Schneiderman E D, Willis S M, Kowalski C J, Guo I Y
Department of Oral and Maxillofacial Surgery and Pharmacology, Baylor College of Dentistry, Dallas, TX 75266-0677.
Int J Biomed Comput. 1994 Jul;36(3):187-92. doi: 10.1016/0020-7101(94)90053-1.

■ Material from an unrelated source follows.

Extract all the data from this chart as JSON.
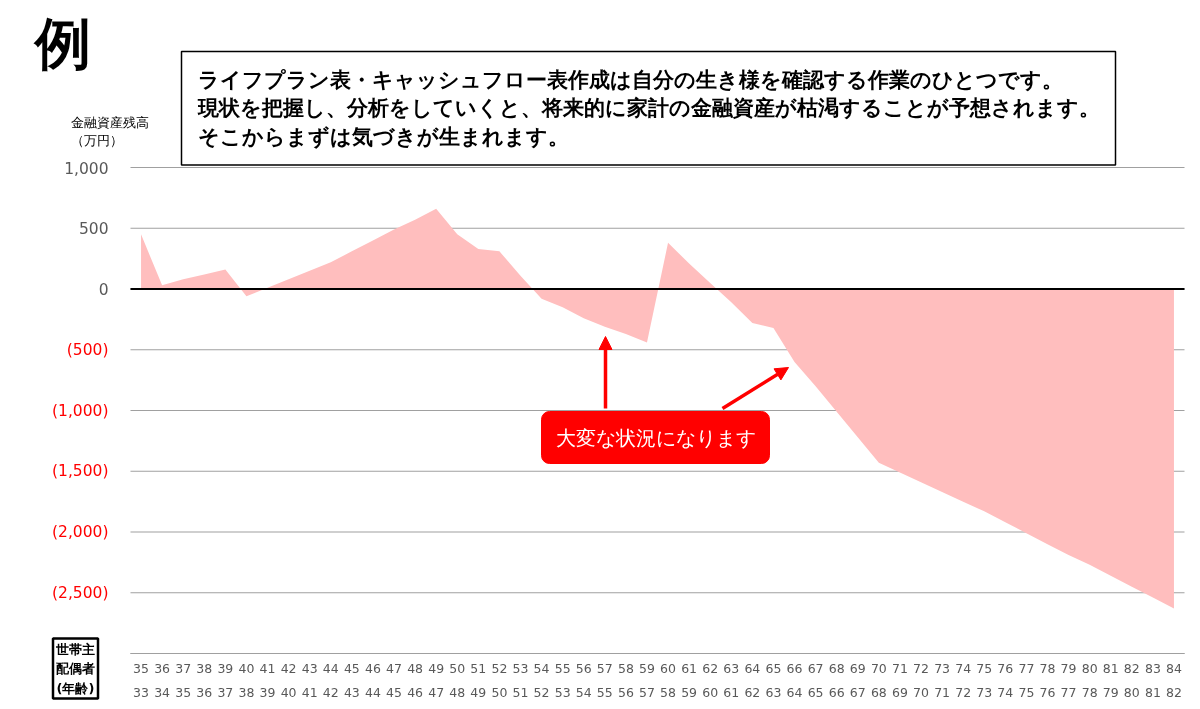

Two stand-alone, menu-driven PC programs, written in GAUSS386i, which compare groups of growth curves in a completely randomized design using either (a) exact or (b) approximate randomization tests, are described, illustrated, and made available to interested readers. The programs accommodate missing data in the context of studies planned to have common times of measurement, but where some of the measurement sequences are incomplete. The measurement whose growth is being monitored need not have a Gaussian distribution. We consider the hypothesis that the mean growth curves in G groups are the same; and either compute the exact P value (exact test), or estimate, and provide a confidence interval for, the P value (approximate test).
介绍、举例说明了两个独立的、菜单驱动的用GAUSS386i编写的个人计算机程序,这些程序在完全随机设计中使用(a)精确或(b)近似随机化检验来比较多组生长曲线,并向感兴趣的读者提供。这些程序适用于在计划有共同测量时间但某些测量序列不完整的研究中处理缺失数据。被监测生长情况的测量值不必呈高斯分布。我们考虑G组中平均生长曲线相同的假设;然后计算精确P值(精确检验),或估计并提供P值的置信区间(近似检验)。